Damla-Ezgi-Deniz üçlüsü ile açılışı yapıyorum. Hatırlarsanız geçen hafta Ezgi’yi oyundan alıp Damla ve Deniz izlemek istediğimi söylemiştim. Hala dediğimin arkasındayım. Ezgi’nin güvensiz halleri arayıp da bulamadığımız Hint kumaşlı damat adayı Deniz’i üzdüğü kadar beni de yoruyor.
İmkân verilse Ezgi’yi omuzlarından tutar ve onu sarsarak “Aklını başına topla, poğaça gibi çocuğa yazık ediyorsun!” diye bağırırım. O derece sevmiyorum kendisini. Hâlbuki ki ilk bölümlerde ne çok eğlenirdim ve Damla’ya gıcık olurdum. Meğer kızın sorunu kendisi değil annesiymiş. Denklemden onu çıkartınca Damla dünya şirini bir insan oluverdi gözümde. Hele Deniz’e Ezgi için akıl verirken söylediği laflar, keyiften dört köşe oldum.

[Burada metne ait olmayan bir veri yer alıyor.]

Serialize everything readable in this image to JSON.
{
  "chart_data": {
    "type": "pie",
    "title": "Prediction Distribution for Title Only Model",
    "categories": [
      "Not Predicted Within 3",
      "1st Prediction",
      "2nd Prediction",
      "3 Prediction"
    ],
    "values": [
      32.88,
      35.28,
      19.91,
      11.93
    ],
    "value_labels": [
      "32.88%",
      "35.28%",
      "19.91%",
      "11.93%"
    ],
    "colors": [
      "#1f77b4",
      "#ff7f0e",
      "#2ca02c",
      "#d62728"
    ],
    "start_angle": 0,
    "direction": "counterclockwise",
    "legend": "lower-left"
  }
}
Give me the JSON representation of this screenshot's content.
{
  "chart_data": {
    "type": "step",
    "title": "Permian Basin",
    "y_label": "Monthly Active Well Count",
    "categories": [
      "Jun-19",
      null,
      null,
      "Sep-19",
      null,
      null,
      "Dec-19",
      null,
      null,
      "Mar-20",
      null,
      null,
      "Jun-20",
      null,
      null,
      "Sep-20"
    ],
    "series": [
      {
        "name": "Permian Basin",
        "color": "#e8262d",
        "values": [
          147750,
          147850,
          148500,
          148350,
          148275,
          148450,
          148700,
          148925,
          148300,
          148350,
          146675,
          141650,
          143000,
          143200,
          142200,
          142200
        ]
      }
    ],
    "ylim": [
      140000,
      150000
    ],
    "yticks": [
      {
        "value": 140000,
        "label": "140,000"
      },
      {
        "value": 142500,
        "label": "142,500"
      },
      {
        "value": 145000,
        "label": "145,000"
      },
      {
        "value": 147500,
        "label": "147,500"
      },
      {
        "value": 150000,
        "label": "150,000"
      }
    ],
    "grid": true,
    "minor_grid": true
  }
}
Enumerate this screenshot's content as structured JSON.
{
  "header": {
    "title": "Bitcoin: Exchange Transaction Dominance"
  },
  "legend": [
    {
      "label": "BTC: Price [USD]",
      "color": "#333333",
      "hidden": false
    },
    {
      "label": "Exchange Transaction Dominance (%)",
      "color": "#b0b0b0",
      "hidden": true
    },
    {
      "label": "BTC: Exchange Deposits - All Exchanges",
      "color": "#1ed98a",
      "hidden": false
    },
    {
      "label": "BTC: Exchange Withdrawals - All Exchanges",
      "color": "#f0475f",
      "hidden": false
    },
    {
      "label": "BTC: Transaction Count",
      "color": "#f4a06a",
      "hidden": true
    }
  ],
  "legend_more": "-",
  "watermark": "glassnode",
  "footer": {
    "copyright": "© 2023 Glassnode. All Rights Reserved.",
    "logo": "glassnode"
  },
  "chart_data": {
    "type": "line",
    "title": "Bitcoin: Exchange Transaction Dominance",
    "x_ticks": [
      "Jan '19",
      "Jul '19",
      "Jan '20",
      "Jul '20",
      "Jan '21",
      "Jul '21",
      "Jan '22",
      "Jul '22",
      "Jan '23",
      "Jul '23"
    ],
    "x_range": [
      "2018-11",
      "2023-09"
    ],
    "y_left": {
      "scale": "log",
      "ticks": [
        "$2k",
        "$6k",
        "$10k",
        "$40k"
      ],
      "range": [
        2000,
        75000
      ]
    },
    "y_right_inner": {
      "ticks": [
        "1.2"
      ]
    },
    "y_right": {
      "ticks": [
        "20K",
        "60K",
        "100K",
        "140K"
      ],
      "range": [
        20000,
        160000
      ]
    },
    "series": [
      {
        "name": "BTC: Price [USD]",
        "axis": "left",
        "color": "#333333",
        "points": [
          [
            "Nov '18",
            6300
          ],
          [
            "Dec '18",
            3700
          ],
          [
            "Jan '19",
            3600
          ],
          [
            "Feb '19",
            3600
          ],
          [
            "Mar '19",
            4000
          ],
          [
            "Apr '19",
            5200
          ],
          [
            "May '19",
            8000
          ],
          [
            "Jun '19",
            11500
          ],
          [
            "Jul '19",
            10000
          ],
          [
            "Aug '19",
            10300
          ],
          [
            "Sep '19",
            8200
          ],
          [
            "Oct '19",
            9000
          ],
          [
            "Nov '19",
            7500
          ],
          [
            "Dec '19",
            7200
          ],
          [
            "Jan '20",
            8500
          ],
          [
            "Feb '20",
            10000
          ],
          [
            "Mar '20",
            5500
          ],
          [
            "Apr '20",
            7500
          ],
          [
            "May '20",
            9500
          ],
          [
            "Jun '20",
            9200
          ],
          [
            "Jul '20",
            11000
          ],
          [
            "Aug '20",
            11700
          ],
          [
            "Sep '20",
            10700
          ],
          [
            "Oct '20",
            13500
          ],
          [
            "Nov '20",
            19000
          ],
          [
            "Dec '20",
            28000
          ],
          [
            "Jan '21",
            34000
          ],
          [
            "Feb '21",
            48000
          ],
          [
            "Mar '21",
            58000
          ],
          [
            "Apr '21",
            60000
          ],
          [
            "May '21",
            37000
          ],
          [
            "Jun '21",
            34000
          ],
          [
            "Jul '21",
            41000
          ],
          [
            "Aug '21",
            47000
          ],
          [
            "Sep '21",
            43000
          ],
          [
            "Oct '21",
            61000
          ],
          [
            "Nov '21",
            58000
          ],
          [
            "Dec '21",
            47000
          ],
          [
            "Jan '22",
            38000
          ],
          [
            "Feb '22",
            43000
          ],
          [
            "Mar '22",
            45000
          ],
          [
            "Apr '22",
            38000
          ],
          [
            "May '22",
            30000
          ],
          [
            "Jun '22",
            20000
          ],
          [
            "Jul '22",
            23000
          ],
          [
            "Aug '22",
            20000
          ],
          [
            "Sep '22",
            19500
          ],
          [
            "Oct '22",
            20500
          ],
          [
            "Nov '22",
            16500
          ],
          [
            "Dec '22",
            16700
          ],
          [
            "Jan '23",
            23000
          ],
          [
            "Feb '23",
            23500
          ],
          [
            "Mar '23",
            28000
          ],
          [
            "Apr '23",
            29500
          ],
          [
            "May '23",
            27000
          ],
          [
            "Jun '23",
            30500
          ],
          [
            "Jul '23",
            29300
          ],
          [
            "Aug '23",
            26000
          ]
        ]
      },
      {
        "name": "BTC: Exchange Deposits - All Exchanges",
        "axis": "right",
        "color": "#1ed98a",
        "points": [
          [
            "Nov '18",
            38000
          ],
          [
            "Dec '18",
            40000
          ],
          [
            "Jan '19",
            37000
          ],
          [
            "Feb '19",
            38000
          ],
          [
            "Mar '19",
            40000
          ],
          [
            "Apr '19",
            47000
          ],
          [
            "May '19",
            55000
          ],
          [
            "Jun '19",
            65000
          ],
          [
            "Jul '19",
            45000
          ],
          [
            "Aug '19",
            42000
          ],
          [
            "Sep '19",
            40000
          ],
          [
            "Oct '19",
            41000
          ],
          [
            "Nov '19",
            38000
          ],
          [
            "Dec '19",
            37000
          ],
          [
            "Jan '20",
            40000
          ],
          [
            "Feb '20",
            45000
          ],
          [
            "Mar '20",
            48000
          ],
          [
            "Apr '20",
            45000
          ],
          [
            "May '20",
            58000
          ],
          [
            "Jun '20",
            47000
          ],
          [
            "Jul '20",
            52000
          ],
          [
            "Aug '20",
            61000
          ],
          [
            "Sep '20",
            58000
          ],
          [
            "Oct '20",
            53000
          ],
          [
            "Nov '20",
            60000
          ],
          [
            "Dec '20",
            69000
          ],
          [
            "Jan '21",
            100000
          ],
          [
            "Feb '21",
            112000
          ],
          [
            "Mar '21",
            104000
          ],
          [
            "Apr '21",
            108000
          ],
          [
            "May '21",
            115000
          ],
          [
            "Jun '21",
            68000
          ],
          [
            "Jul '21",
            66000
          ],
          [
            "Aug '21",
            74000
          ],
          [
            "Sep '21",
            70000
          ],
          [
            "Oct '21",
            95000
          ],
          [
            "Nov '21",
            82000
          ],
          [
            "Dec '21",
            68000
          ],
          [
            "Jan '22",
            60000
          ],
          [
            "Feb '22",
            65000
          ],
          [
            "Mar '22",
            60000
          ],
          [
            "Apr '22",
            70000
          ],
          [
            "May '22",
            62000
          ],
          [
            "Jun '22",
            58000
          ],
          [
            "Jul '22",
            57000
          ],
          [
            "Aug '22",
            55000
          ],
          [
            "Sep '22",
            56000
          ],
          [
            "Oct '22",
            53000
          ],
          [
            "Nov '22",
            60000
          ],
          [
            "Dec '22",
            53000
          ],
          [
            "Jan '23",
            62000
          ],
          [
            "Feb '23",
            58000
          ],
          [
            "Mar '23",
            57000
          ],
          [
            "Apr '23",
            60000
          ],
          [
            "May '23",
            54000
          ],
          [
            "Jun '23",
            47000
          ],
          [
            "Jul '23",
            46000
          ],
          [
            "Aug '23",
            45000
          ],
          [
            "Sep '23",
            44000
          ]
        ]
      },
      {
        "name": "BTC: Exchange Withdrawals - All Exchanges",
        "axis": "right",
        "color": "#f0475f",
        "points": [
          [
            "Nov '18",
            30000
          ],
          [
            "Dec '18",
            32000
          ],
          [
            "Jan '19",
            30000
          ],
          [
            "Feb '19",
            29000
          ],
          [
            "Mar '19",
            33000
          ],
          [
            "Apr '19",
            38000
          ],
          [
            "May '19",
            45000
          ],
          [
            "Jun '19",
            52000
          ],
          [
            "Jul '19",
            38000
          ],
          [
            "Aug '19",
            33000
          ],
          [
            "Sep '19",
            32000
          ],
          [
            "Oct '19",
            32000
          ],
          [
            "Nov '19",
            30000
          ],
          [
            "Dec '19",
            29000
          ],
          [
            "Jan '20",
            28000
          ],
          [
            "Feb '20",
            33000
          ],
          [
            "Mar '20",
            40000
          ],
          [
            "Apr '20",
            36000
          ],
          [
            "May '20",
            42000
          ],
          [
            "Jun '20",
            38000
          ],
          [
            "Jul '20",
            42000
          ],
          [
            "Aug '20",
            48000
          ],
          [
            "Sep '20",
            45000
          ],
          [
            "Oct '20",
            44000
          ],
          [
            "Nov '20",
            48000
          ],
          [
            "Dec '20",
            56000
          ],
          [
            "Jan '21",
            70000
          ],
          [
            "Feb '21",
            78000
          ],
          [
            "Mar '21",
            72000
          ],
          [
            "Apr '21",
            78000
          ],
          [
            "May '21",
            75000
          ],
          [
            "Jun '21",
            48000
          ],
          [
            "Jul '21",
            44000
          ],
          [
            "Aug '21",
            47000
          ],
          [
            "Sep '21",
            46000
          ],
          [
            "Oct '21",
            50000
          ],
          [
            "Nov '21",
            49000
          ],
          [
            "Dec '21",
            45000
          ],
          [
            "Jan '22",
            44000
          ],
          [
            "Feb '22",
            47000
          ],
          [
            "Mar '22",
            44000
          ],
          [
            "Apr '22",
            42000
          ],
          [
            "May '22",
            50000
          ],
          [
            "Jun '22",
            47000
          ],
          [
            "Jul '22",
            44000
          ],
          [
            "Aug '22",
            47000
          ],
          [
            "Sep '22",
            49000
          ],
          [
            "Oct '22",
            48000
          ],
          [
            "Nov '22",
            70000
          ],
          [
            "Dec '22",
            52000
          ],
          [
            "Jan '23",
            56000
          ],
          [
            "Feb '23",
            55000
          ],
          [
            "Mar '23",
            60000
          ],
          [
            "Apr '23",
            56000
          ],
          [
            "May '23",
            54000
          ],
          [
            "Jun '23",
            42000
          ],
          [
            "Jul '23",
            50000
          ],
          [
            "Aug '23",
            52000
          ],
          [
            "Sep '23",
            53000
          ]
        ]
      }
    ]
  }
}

Her ne kadar barışmalarını istemesem de Damla’nın bu darkside’ı bırakmış hallerine bayılıyorum. Sanırım onun başını da üç numaralı abi Polat’la bağlayacaklar. Her ne kadar gönlüm Deniz ve Damla’dan yana olsa da senaristlerin ana kurguyu değiştireceklerini düşünmüyorum. Yine de böyle bir düşünce olduğunu bilsinler isterim. Destekleriz yani, hiç sorun değil. Gerçekten!